Figure 3 shows the operator's aggregate traffic, with each colour representing the traffic to each authoritative server they operate. We can see a sharp increase in traffic beginning at 19:00 UTC and reaching a peak of 10 times their normal traffic, before drastically reducing after 11:00 UTC the following day when they manually removed the cyclic dependency from their zone.
A second ccTLD operator in the Americas contacted us by e-mail after the presentation, saying that they had been affected by similar events multiple times. They had also disclosed the matter privately to their contacts at Google, but the issue persisted for years, causing frustration.

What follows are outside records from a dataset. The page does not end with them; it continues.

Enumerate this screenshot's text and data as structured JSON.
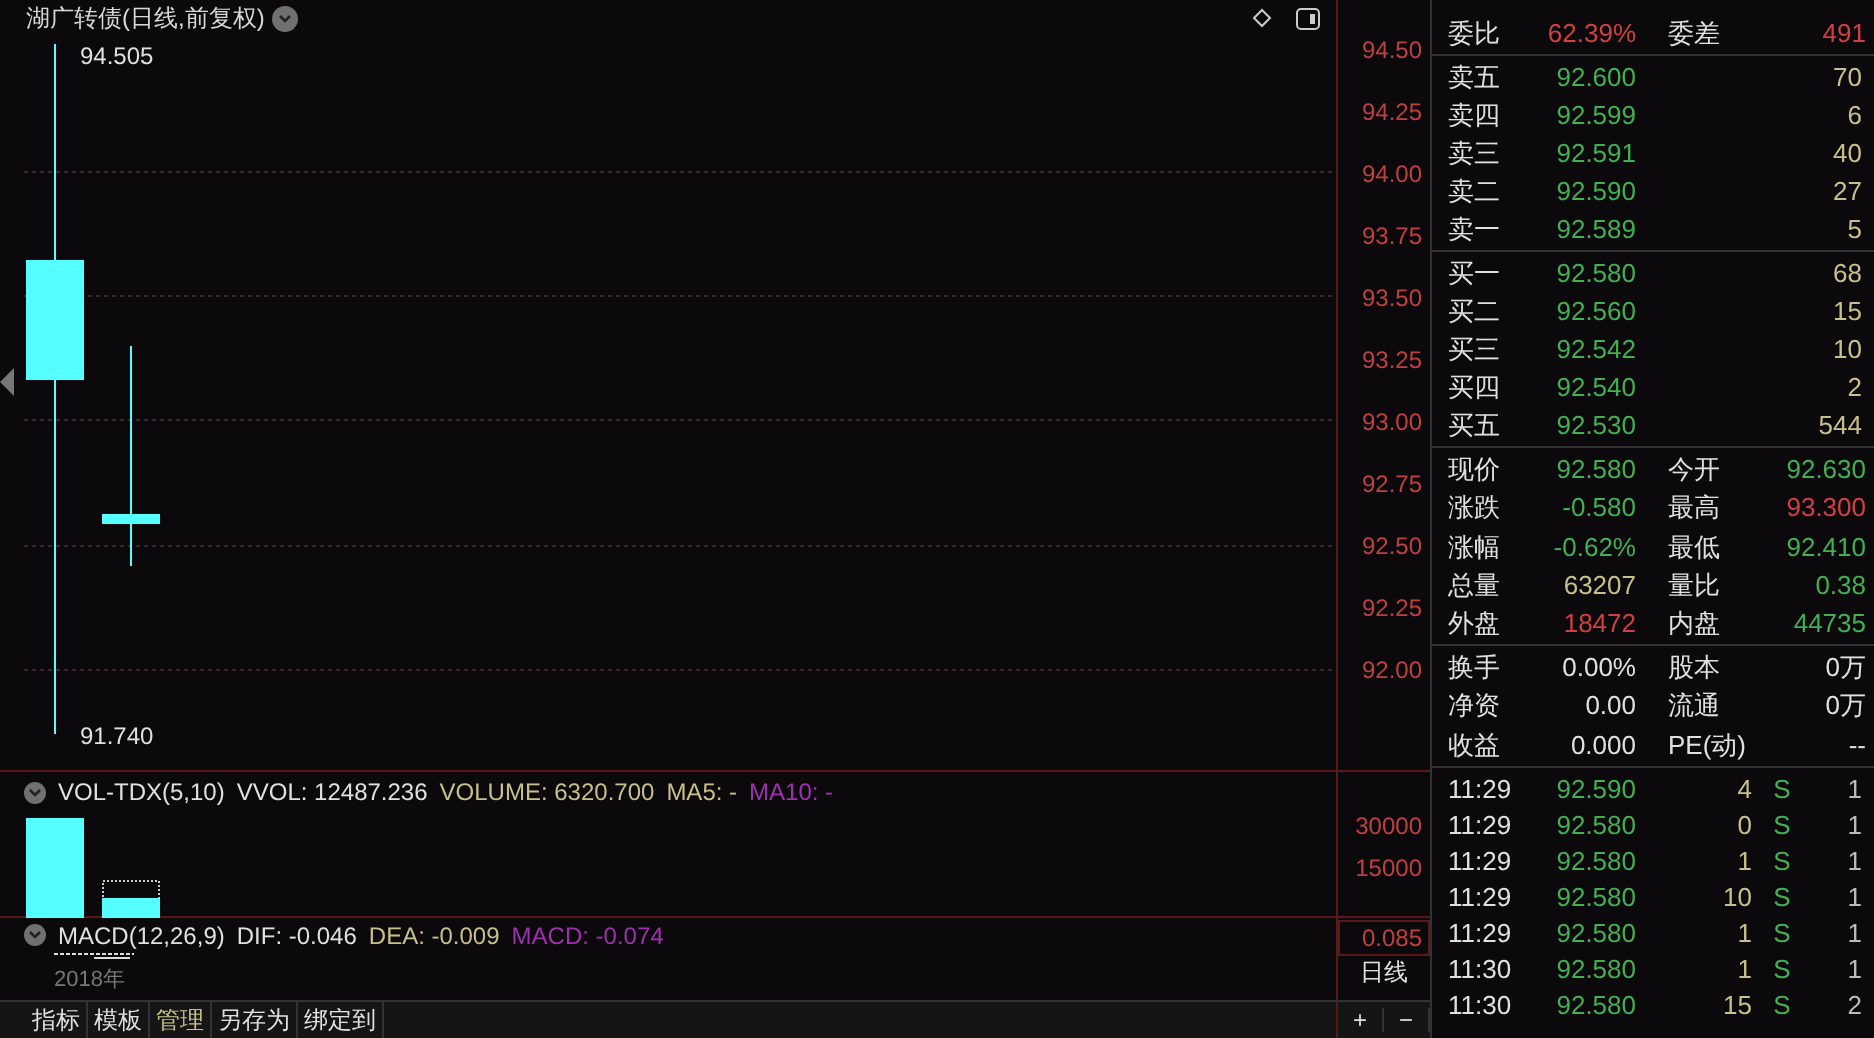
{
  "chart": {
    "title": "湖广转债(日线,前复权)",
    "high_label": "94.505",
    "low_label": "91.740",
    "price_ticks": [
      "94.50",
      "94.25",
      "94.00",
      "93.75",
      "93.50",
      "93.25",
      "93.00",
      "92.75",
      "92.50",
      "92.25",
      "92.00"
    ]
  },
  "volume": {
    "items": [
      {
        "text": "VOL-TDX(5,10)",
        "color": "#e0e0e0"
      },
      {
        "text": "VVOL: 12487.236",
        "color": "#e0e0e0"
      },
      {
        "text": "VOLUME: 6320.700",
        "color": "#c8c08a"
      },
      {
        "text": "MA5: -",
        "color": "#c8c08a"
      },
      {
        "text": "MA10: -",
        "color": "#a030b0"
      }
    ],
    "ticks": [
      "30000",
      "15000"
    ]
  },
  "macd": {
    "items": [
      {
        "text": "MACD(12,26,9)",
        "color": "#e0e0e0"
      },
      {
        "text": "DIF: -0.046",
        "color": "#e0e0e0"
      },
      {
        "text": "DEA: -0.009",
        "color": "#c8c08a"
      },
      {
        "text": "MACD: -0.074",
        "color": "#a030b0"
      }
    ],
    "ticks": [
      "0.085"
    ],
    "year": "2018年"
  },
  "period": "日线",
  "zoom_buttons": [
    "+",
    "−"
  ],
  "bottom_tabs": [
    {
      "label": "指标",
      "selected": false
    },
    {
      "label": "模板",
      "selected": false
    },
    {
      "label": "管理",
      "selected": true
    },
    {
      "label": "另存为",
      "selected": false
    },
    {
      "label": "绑定到",
      "selected": false
    }
  ],
  "ratio": {
    "left": {
      "label": "委比",
      "value": "62.39%",
      "color": "#d04040"
    },
    "right": {
      "label": "委差",
      "value": "491",
      "color": "#d04040"
    }
  },
  "asks": [
    {
      "label": "卖五",
      "price": "92.600",
      "volume": "70"
    },
    {
      "label": "卖四",
      "price": "92.599",
      "volume": "6"
    },
    {
      "label": "卖三",
      "price": "92.591",
      "volume": "40"
    },
    {
      "label": "卖二",
      "price": "92.590",
      "volume": "27"
    },
    {
      "label": "卖一",
      "price": "92.589",
      "volume": "5"
    }
  ],
  "bids": [
    {
      "label": "买一",
      "price": "92.580",
      "volume": "68"
    },
    {
      "label": "买二",
      "price": "92.560",
      "volume": "15"
    },
    {
      "label": "买三",
      "price": "92.542",
      "volume": "10"
    },
    {
      "label": "买四",
      "price": "92.540",
      "volume": "2"
    },
    {
      "label": "买五",
      "price": "92.530",
      "volume": "544"
    }
  ],
  "stats": [
    {
      "left": {
        "label": "现价",
        "value": "92.580",
        "color": "#40b050"
      },
      "right": {
        "label": "今开",
        "value": "92.630",
        "color": "#40b050"
      }
    },
    {
      "left": {
        "label": "涨跌",
        "value": "-0.580",
        "color": "#40b050"
      },
      "right": {
        "label": "最高",
        "value": "93.300",
        "color": "#d04040"
      }
    },
    {
      "left": {
        "label": "涨幅",
        "value": "-0.62%",
        "color": "#40b050"
      },
      "right": {
        "label": "最低",
        "value": "92.410",
        "color": "#40b050"
      }
    },
    {
      "left": {
        "label": "总量",
        "value": "63207",
        "color": "#c8c08a"
      },
      "right": {
        "label": "量比",
        "value": "0.38",
        "color": "#40b050"
      }
    },
    {
      "left": {
        "label": "外盘",
        "value": "18472",
        "color": "#d04040"
      },
      "right": {
        "label": "内盘",
        "value": "44735",
        "color": "#40b050"
      }
    }
  ],
  "info": [
    {
      "left": {
        "label": "换手",
        "value": "0.00%"
      },
      "right": {
        "label": "股本",
        "value": "0万"
      }
    },
    {
      "left": {
        "label": "净资",
        "value": "0.00"
      },
      "right": {
        "label": "流通",
        "value": "0万"
      }
    },
    {
      "left": {
        "label": "收益",
        "value": "0.000"
      },
      "right": {
        "label": "PE(动)",
        "value": "--"
      }
    }
  ],
  "trades": [
    {
      "time": "11:29",
      "price": "92.590",
      "volume": "4",
      "side": "S",
      "count": "1"
    },
    {
      "time": "11:29",
      "price": "92.580",
      "volume": "0",
      "side": "S",
      "count": "1"
    },
    {
      "time": "11:29",
      "price": "92.580",
      "volume": "1",
      "side": "S",
      "count": "1"
    },
    {
      "time": "11:29",
      "price": "92.580",
      "volume": "10",
      "side": "S",
      "count": "1"
    },
    {
      "time": "11:29",
      "price": "92.580",
      "volume": "1",
      "side": "S",
      "count": "1"
    },
    {
      "time": "11:30",
      "price": "92.580",
      "volume": "1",
      "side": "S",
      "count": "1"
    },
    {
      "time": "11:30",
      "price": "92.580",
      "volume": "15",
      "side": "S",
      "count": "2"
    }
  ]
}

Although we cannot verify their claims, their account illustrates that private disclosure may not be effective.
5. Prepare for stressful responses
We had 2 types of reaction to our disclosure:
- Positive: mostly from vendors – GDNS, Unbound/NLnet Labs, BIND/ISC, Cisco/OpenDNS. These were the folk with the power to fix vulnerable software, so our main target audience.
- Negative: some operators accused us of fearmongering, while another stated that the problem was already known. While it is true that previous RFCs had addressed the issue of cyclic dependencies (RFC1034, RFC1035, RFC1536), they did not fully cover it, which is why the vulnerability was still present. We wrote an Internet Draft covering it, which was later incorporated into another IETF draft.

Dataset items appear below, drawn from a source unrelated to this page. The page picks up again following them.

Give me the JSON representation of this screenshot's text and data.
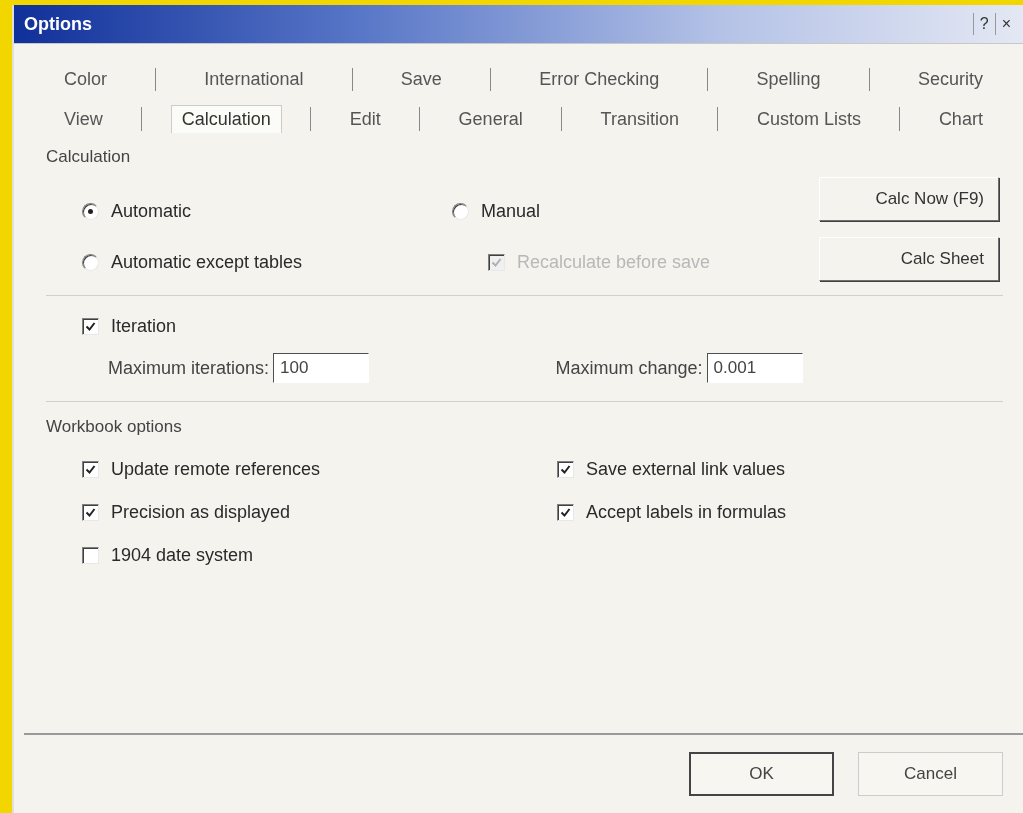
{
  "window": {
    "title": "Options",
    "help": "?",
    "close": "×"
  },
  "tab_rows": [
    {
      "tabs": [
        {
          "label": "Color",
          "selected": false
        },
        {
          "label": "International",
          "selected": false
        },
        {
          "label": "Save",
          "selected": false
        },
        {
          "label": "Error Checking",
          "selected": false
        },
        {
          "label": "Spelling",
          "selected": false
        },
        {
          "label": "Security",
          "selected": false
        }
      ]
    },
    {
      "tabs": [
        {
          "label": "View",
          "selected": false
        },
        {
          "label": "Calculation",
          "selected": true
        },
        {
          "label": "Edit",
          "selected": false
        },
        {
          "label": "General",
          "selected": false
        },
        {
          "label": "Transition",
          "selected": false
        },
        {
          "label": "Custom Lists",
          "selected": false
        },
        {
          "label": "Chart",
          "selected": false
        }
      ]
    }
  ],
  "calculation": {
    "heading": "Calculation",
    "modes": [
      {
        "label": "Automatic",
        "selected": true
      },
      {
        "label": "Automatic except tables",
        "selected": false
      },
      {
        "label": "Manual",
        "selected": false
      }
    ],
    "recalculate": {
      "label": "Recalculate before save",
      "checked": true,
      "disabled": true
    },
    "buttons": [
      "Calc Now (F9)",
      "Calc Sheet"
    ]
  },
  "iteration": {
    "label": "Iteration",
    "checked": true,
    "fields": [
      {
        "label": "Maximum iterations:",
        "value": "100"
      },
      {
        "label": "Maximum change:",
        "value": "0.001"
      }
    ]
  },
  "workbook_options": {
    "heading": "Workbook options",
    "items": [
      {
        "label": "Update remote references",
        "checked": true
      },
      {
        "label": "Save external link values",
        "checked": true
      },
      {
        "label": "Precision as displayed",
        "checked": true
      },
      {
        "label": "Accept labels in formulas",
        "checked": true
      },
      {
        "label": "1904 date system",
        "checked": false
      }
    ]
  },
  "buttons": [
    {
      "label": "OK",
      "default": true
    },
    {
      "label": "Cancel",
      "default": false
    }
  ]
}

When disclosing a vulnerability, it is important to be prepared for the consequent exposure and potentially adverse reaction . Feedback or criticism can escalate quickly on social media platforms, such as Twitter, and it can easily be amplified. It is important to be prepared for this and to understand that not all feedback will be presented in a constructive manner. Additionally, it is important to recognise that the process of vulnerability disclosure can be emotionally taxing, and researchers may not always have the capacity or desire to handle it.
We understand that not all researchers may be comfortable with the attention and potential stress that can come with publicly disclosing a vulnerability. To avoid this, researchers may choose to disclose vulnerabilities anonymously by using new e-mail accounts, aliases and anonymising tools. Alternatively, researchers can seek assistance from a vulnerability disclosure coordinator.

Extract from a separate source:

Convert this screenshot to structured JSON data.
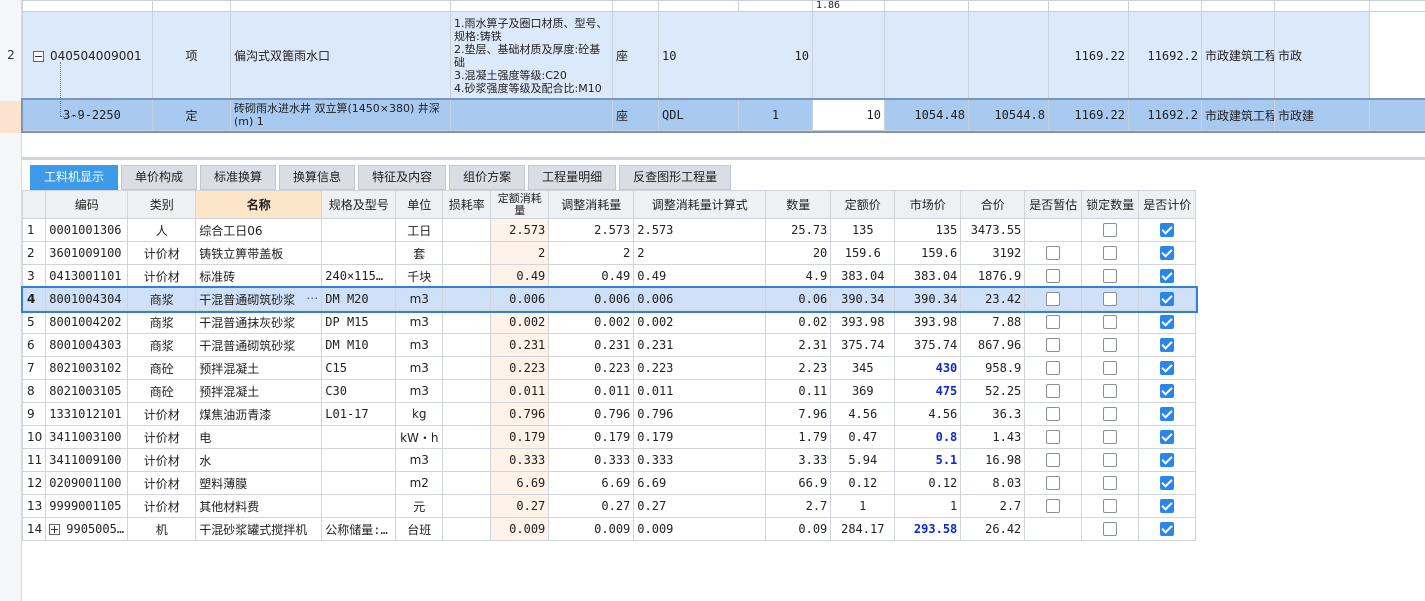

Improving the disclosure process
We can draw two lessons from our disclosure experience:
Clarifying vendor roles and timeframes
Existing documents focus primarily on the disclosure itself, and have little to say about what is expected of vendors. After a vulnerability is disclosed to the vendor, it becomes their responsibility to determine when and how it will be addressed. However, what happens if the vendor refuses to fix the issue or indefinitely delays its resolution?
In our case with Google, it took over 60 days for them to address the problem after we utilised their official notification system. Although Google's bug tracking system provided us with updates at every stage, the timeline for bug resolution remained unclear. Their statement was only an imprecise "[P2 issues] need to be addressed on a reasonable timescale".
We were deeply concerned about the potential for other operators to become targets for DDoS attackers while we were waiting for a fix, potentially making us complicit if attacks occurred.
We would like to see a clearer timeframe for resolution in vendor issue handling, in part to control the risks (and stress) of the bug leaking or being discovered in parallel during an otherwise indefinite window.
Updating and endorsing CVD guidelines
The community would benefit from well-defined, succinct guidelines for vulnerability disclosure. Such guidelines should protect the individuals who report the vulnerabilities and address the ethical considerations involved at each stage. Furthermore, they should define the behaviours expected of vendors, and the associated timeframes. As things stand, the absence of regularly updated, succinct and widely endorsed documents leads to confusion, as we have personally encountered.